Dawn Is there anything that you were sure didn’t exist before you began doing this work that you’re now convinced of because of your work?
Brian Life after death. I wasn’t sure about that but now I’m convinced that there is. I think that’s the biggest thing for me.
Dawn My husband always asks why everyone remembers past lives where they were famous? Why doesn’t anyone remember past lives when they were an insurance salesman in Ohio?
Brian Well, they do. Actually, that’s a myth. It’s very rare to have famous people. And sometimes those are just fantasies or projections. But when you’re really doing regressions seriously, from the deeper level, you don’t find that. That’s a myth, that they were famous people. You find slaves, servants, this kinds of thing, overwhelmingly so.
Dawn I have had done past life regression therapy in a group and I did recall a past life, which was famous, I was a former prince in London. I recognized people in my current lifetime that were in that lifetime.
Brian That can be true. We’ve all been rich, poor, prince. People who actually were Joan of Arc, there are about 20 of them, but I don’t know how those regressions were done. I’ve never found one and I’ve done this with hundreds of thousands of people.
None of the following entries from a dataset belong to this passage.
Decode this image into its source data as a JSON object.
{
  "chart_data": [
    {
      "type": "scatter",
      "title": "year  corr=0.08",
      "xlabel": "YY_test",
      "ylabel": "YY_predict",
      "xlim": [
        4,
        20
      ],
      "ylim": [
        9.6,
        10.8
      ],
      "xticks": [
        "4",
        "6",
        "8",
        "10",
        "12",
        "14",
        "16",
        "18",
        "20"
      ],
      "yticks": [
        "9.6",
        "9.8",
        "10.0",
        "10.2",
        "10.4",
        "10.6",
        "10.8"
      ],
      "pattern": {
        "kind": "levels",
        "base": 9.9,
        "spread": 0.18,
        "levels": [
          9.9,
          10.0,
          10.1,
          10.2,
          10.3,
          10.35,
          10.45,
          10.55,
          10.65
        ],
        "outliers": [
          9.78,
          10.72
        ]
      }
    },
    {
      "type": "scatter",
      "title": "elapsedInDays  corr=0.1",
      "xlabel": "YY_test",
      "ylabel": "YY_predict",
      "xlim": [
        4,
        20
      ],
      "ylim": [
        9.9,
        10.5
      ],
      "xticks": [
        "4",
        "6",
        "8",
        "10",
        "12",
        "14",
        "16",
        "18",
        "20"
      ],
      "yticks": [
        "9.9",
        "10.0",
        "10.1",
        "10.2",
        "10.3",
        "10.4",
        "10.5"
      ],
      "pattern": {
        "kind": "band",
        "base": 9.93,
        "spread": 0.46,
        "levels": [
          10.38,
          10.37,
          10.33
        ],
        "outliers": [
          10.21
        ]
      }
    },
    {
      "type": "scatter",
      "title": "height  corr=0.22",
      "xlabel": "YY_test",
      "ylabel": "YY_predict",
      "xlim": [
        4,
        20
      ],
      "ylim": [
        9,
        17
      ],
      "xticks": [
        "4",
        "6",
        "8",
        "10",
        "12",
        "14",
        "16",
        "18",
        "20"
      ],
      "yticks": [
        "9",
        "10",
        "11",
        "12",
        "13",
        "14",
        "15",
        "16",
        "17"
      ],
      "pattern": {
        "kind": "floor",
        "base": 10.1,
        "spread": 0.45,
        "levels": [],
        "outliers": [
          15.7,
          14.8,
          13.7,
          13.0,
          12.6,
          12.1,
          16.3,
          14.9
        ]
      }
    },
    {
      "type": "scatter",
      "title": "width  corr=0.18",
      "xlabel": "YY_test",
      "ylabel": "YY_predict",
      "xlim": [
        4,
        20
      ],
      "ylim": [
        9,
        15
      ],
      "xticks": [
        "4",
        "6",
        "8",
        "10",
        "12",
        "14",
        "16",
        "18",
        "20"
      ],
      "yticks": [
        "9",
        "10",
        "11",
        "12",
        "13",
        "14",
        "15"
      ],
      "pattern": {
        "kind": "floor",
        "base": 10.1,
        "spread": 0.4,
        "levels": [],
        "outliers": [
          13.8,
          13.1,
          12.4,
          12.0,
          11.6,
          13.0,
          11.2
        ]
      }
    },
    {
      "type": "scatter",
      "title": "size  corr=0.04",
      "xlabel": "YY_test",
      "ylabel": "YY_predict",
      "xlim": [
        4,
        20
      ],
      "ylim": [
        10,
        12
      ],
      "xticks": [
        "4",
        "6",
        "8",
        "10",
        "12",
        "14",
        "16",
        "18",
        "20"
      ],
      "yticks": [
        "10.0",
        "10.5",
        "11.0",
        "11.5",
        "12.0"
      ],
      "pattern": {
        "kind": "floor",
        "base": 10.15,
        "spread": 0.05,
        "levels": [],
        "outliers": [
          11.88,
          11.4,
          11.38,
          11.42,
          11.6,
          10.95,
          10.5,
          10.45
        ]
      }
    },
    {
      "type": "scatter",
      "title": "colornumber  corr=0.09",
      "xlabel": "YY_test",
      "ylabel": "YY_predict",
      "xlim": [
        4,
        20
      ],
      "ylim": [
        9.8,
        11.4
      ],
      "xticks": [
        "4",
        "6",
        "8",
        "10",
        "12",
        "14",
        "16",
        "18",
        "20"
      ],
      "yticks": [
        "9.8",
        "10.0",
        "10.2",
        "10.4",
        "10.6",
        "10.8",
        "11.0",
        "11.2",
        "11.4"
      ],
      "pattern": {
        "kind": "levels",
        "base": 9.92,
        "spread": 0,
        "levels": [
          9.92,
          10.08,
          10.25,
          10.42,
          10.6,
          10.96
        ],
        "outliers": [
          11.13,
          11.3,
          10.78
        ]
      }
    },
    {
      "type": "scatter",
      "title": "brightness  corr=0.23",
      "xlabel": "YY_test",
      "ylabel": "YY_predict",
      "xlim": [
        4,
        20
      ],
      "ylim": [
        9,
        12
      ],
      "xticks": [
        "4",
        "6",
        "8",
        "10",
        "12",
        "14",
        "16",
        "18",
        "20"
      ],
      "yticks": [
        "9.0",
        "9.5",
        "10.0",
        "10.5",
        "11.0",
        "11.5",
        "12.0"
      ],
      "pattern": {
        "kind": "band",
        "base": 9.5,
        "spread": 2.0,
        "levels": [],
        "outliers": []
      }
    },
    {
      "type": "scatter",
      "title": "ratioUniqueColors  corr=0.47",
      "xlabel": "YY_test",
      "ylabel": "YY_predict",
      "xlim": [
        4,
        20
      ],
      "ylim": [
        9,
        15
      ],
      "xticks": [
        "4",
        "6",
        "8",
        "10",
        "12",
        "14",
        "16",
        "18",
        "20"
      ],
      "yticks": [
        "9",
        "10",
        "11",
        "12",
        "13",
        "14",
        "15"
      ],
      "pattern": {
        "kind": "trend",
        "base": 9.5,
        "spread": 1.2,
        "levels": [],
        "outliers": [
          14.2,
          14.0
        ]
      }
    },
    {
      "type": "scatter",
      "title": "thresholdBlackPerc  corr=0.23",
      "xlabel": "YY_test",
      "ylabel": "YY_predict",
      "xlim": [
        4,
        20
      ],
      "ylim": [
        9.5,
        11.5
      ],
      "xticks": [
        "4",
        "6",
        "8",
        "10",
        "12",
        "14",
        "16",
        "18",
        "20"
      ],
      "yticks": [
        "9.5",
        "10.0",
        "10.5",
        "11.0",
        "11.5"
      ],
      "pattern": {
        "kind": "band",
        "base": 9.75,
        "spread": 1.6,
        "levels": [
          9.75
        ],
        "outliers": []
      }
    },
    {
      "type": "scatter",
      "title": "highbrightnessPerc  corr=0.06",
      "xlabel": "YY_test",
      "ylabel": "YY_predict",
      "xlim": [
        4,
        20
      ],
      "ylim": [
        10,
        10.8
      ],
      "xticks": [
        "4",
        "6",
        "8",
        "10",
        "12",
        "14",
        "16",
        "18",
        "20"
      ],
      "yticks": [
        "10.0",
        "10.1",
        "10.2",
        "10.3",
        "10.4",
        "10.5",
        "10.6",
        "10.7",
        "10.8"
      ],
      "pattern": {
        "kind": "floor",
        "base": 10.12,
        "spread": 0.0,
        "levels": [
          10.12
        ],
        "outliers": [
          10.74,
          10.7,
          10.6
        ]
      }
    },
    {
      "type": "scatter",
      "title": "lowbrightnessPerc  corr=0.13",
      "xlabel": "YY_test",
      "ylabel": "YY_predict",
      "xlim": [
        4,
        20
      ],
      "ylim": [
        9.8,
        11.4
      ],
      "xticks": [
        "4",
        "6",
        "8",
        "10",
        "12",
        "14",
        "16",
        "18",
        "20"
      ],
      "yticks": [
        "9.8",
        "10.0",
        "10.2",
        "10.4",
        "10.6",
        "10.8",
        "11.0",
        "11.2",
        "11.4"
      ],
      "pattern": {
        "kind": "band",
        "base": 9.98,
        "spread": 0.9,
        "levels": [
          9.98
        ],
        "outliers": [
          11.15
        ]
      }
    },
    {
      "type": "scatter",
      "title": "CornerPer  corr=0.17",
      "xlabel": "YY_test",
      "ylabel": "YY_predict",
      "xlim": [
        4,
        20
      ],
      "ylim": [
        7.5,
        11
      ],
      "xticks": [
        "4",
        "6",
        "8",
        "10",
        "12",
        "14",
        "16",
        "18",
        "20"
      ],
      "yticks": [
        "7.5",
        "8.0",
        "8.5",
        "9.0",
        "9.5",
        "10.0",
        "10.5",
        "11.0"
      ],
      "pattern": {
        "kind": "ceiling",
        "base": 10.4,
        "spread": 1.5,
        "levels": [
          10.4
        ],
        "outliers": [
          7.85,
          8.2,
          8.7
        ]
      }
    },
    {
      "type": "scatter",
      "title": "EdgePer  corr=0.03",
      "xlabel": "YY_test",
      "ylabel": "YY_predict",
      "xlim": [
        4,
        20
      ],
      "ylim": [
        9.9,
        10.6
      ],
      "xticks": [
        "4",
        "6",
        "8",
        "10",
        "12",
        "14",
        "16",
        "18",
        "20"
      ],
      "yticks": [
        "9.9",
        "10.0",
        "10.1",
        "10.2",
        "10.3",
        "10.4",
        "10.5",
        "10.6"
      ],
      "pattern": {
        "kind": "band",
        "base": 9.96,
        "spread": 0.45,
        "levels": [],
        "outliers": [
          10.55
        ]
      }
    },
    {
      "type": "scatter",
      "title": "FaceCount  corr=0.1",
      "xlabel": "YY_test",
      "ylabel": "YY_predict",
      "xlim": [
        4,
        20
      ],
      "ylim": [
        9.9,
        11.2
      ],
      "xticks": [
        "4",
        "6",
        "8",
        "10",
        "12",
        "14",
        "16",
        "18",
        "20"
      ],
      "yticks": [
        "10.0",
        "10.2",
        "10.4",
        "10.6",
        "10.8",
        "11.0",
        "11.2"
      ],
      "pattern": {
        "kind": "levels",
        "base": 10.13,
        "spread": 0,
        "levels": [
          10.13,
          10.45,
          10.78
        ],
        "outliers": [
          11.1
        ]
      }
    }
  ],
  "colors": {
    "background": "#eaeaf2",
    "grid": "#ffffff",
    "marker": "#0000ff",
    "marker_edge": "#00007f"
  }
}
I’ve had people who were in royalty or who were very wealthy but not in the numbers you would expect. To be a prince or to be wealthy, in that case, that’s not what I mean by these famous people: the ones where you mention a name and everyone knows them, that’s rare. Sometimes it’s a projection. I had a man who thought he was Napoleon. We were doing a regression and we found in him in the French army, in that time, in the uniform, describing battle strategy. He described the enemies, the colors of the uniforms. It all was accurate but as we looked closer we found he was a corporal in Napoleon’s army. He was there. He could see Napoleon but he certainly wasn’t [Napoleon]. In this life he needs more power and he had just distorted that in his mind a little bit. But when we did the actual deep, intensive work he was close, he was there. So to find a soldier, that’s not so rare. To find Napoleon is rare. Sometimes you get distortions because anything coming up from the memory can be distorted. I can ask you to describe your 10th birthday party or 15th birthday party and you might get 98 percent of it correct. But a little bit might be distorted like, “That year we had it at the skating rink, not in the bowling alley. That was my 11th birthday.” Or something like that. But it doesn’t mean the memory’s not correct.